HESI RN
HESI RN Medical Surgical Practice Exam
1. A female patient will receive doxycycline to treat a sexually transmitted infection (STI). What information will the nurse include when teaching this patient about this medication?
- A. Nausea and vomiting are uncommon adverse effects.
- B. The drug may cause possible teratogenic effects.
- C. Increase intake of dairy products with each dose of this medication.
- D. Use a backup method of contraception if taking oral contraceptives.
Correct answer: D
Rationale: The correct answer is D. The desired action of oral contraceptives can be reduced when taken with tetracyclines like doxycycline. Therefore, patients on oral contraceptives should be advised to use a backup contraception method while taking doxycycline. Choice A is incorrect because nausea and vomiting are common adverse effects of doxycycline. Choice B is incorrect because doxycycline is not known for causing teratogenic effects. Choice C is incorrect because dairy products can interfere with the absorption of doxycycline, so they should be avoided when taking this medication.
2. During CPR, when attempting to ventilate a client's lungs, the nurse notes that the chest is not moving. What action should the nurse take first?
- A. Use a laryngoscope to check for a foreign body lodged in the airway.
- B. Reposition the head to ensure that the airway is properly opened.
- C. Turn the client to the side and administer three back blows.
- D. Perform a finger sweep of the mouth to clear any obstructions.
Correct answer: B
Rationale: The most common reason for inadequate lung aeration during CPR is the incorrect positioning of the head, leading to airway obstruction. Therefore, the initial action should be to reposition the head to open the airway properly and attempt to ventilate again. Using a laryngoscope to check for foreign bodies in the airway (Choice A) is not the first step and could delay crucial interventions. Turning the client to the side and administering back blows (Choice C) is not indicated in this scenario as the focus is on ventilating the lungs. Performing a finger sweep of the mouth (Choice D) is not recommended as it may push obstructions further into the airway during CPR.
3. If a client displays risk factors for coronary artery disease, such as smoking cigarettes, eating a diet high in saturated fat, or leading a sedentary lifestyle, techniques of behavior modification may be used to help the client change the behavior. The nurse can best reinforce new adaptive behaviors by:
- A. Explaining how the risk factor behaviors lead to poor health.
- B. Withholding praise until the new behavior is well established.
- C. Rewarding the client whenever the acceptable behavior is performed.

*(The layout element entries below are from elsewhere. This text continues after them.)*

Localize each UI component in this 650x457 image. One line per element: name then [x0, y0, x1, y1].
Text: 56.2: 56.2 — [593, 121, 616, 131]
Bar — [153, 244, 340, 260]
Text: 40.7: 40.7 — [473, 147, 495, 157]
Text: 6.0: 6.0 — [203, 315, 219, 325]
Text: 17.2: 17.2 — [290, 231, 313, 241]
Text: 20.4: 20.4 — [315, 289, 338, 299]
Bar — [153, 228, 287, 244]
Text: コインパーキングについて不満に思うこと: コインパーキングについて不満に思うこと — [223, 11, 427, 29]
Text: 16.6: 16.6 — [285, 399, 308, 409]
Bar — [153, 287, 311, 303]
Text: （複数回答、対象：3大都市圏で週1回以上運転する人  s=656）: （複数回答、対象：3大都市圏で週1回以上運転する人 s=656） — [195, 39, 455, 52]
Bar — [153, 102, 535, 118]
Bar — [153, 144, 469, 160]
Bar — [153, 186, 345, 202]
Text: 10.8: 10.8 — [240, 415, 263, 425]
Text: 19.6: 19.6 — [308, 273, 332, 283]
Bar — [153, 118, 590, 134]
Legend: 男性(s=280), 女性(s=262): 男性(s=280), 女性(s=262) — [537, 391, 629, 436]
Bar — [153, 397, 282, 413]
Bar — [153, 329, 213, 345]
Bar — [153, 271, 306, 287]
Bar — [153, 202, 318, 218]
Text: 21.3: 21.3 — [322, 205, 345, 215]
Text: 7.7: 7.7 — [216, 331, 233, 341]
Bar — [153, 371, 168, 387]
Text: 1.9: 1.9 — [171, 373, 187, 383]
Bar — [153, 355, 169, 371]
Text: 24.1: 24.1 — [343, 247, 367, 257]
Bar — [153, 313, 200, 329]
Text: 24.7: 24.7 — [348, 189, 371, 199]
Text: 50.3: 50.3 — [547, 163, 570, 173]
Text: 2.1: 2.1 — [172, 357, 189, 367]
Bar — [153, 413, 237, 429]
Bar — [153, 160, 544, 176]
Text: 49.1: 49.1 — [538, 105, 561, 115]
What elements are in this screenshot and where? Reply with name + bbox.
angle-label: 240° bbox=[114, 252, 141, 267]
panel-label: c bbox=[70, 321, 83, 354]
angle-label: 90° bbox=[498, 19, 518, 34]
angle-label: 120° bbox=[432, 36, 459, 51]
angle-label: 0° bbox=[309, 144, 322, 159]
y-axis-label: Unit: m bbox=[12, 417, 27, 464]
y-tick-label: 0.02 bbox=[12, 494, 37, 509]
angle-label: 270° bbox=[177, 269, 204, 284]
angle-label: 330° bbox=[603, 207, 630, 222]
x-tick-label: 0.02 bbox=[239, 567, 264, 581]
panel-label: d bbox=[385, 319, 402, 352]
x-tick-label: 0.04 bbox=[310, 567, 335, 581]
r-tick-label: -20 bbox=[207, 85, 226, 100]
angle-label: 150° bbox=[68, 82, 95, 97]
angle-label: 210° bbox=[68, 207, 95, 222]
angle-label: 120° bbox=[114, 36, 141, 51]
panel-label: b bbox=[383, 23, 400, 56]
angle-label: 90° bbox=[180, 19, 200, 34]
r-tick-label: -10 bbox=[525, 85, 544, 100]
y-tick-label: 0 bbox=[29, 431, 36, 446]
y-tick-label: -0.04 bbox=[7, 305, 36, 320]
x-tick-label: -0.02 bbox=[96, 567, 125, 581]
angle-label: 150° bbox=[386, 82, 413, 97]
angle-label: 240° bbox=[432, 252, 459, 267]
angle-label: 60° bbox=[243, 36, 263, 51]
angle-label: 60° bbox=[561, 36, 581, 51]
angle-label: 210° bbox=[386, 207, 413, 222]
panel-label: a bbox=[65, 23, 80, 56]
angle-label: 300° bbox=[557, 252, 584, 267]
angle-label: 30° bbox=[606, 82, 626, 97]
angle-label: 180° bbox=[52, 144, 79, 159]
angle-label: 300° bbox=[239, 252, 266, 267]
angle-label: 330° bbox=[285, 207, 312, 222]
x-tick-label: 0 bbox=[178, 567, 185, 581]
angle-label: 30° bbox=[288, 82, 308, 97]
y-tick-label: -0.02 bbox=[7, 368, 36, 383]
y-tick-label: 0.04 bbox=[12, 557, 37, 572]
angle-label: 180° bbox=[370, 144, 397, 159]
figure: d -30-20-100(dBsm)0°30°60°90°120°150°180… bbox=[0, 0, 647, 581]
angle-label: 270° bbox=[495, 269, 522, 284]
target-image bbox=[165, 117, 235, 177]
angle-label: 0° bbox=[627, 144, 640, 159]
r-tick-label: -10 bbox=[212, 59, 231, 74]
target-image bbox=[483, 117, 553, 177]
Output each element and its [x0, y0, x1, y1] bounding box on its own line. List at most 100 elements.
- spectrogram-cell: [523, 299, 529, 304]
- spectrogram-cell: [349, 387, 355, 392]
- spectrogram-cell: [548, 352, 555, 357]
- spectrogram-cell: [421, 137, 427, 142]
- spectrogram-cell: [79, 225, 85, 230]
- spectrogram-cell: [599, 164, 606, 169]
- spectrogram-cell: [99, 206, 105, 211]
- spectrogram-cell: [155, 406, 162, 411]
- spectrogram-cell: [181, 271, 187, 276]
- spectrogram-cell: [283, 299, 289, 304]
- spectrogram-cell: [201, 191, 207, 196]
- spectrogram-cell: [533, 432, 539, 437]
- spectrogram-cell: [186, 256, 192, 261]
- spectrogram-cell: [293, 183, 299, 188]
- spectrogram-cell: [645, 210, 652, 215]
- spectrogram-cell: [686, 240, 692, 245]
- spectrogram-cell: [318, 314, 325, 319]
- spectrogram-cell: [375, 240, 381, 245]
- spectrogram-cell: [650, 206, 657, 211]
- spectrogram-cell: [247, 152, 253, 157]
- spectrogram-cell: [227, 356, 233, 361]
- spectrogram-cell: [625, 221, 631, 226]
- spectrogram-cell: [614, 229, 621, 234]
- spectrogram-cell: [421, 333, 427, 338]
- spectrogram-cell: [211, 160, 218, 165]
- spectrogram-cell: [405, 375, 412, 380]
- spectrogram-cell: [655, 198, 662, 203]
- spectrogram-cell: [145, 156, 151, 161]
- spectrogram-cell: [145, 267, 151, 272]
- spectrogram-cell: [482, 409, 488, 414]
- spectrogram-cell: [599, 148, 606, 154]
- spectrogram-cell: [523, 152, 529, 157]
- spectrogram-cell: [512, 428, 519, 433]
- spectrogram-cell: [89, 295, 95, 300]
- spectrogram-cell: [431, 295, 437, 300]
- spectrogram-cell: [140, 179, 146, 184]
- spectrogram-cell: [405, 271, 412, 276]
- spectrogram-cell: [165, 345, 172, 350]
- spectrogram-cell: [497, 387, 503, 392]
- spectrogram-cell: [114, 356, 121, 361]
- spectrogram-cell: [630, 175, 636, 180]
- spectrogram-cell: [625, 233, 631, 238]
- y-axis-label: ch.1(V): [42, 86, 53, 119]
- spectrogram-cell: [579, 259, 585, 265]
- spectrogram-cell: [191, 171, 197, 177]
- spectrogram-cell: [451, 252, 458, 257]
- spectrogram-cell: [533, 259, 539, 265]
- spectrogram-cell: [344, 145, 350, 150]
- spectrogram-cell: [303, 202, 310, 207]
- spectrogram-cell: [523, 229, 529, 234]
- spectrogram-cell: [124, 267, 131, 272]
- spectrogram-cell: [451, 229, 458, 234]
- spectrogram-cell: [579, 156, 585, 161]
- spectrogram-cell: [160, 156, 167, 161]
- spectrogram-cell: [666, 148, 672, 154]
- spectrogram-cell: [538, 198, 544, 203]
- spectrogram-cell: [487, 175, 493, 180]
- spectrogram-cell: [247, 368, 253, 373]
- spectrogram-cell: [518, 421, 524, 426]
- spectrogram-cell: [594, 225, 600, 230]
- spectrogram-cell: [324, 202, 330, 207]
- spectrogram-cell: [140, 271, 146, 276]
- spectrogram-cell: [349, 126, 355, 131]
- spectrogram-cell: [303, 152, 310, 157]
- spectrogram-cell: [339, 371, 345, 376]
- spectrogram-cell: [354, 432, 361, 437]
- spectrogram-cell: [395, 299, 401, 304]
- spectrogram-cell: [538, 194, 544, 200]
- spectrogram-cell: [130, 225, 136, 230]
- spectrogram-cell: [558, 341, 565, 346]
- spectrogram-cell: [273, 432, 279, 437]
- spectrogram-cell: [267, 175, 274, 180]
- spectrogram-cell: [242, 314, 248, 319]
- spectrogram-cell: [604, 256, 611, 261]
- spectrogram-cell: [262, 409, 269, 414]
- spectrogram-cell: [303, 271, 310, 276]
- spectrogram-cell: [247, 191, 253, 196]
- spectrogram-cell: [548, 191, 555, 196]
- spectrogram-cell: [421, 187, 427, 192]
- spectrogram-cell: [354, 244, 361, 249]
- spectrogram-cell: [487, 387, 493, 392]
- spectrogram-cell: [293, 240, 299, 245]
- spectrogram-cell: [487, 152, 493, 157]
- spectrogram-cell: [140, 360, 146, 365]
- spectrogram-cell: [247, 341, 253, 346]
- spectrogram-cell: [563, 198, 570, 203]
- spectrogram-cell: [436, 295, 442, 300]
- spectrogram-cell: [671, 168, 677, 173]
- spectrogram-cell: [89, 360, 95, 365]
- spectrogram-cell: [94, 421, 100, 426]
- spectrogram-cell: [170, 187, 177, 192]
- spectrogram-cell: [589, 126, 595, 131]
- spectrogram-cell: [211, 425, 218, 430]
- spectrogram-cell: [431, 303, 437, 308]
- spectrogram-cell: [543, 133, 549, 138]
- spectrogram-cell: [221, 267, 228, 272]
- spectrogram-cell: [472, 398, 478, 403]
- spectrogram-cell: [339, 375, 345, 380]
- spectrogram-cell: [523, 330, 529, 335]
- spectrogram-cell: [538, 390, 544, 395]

- D. Instilling mild fear in the client to extinguish the behavior.
Correct answer: C
Rationale: The correct answer is C. A fundamental principle of behavior modification is that behavior that is rewarded is more likely to be continued. Therefore, rewarding the client whenever the acceptable behavior is performed is the best approach to reinforce new adaptive behaviors. Choice A is incorrect because simply explaining how the risk factor behaviors lead to poor health may not be as effective in promoting behavior change compared to positive reinforcement. Choice B is incorrect because withholding praise can hinder progress and motivation for the client. Choice D is incorrect because instilling fear is not a recommended method in behavior modification. It can lead to negative psychological effects and is not a sustainable approach to behavior change.
4. While assisting a client with a closed chest tube drainage system to move from bed to a chair, the chest tube gets caught on the chair leg and becomes dislodged from the insertion site. What is the immediate priority for the nurse?
- A. Contacting the physician
- B. Reinserting the chest tube
- C. Transferring the client back to bed
- D. Covering the insertion site with a sterile occlusive dressing
Correct answer: D
Rationale: The immediate priority for the nurse when a chest tube becomes dislodged from the insertion site is to cover the site with a sterile occlusive dressing. This action helps prevent air from entering the pleural space, which could lead to a pneumothorax. The nurse should then perform a respiratory assessment to monitor the client's breathing, assist the client back into bed to a position of comfort, and notify the physician. Reinserting the chest tube is a task for the physician, not the nurse, as it requires specific training and expertise.
5. The nurse is taking the vital signs of a client after hemodialysis. Blood pressure is 110/58 mm Hg, pulse 66 beats/min, and temperature is 99.8°F (37.6°C). What is the most appropriate action by the nurse?
- A. Administer fluids to increase blood pressure.
- B. Check the white blood cell count.
- C. Monitor the client’s temperature.
- D. Connect the client to an electrocardiographic (ECG) monitor.
Correct answer: C
Rationale: After hemodialysis, it is crucial to monitor the client's temperature because the dialysate is warmed to increase diffusion and prevent hypothermia. The client's temperature might reflect the temperature of the dialysate. There is no need to administer fluids to increase blood pressure as the vital signs are within normal limits. Checking the white blood cell count or connecting the client to an ECG monitor is not necessary based on the information provided.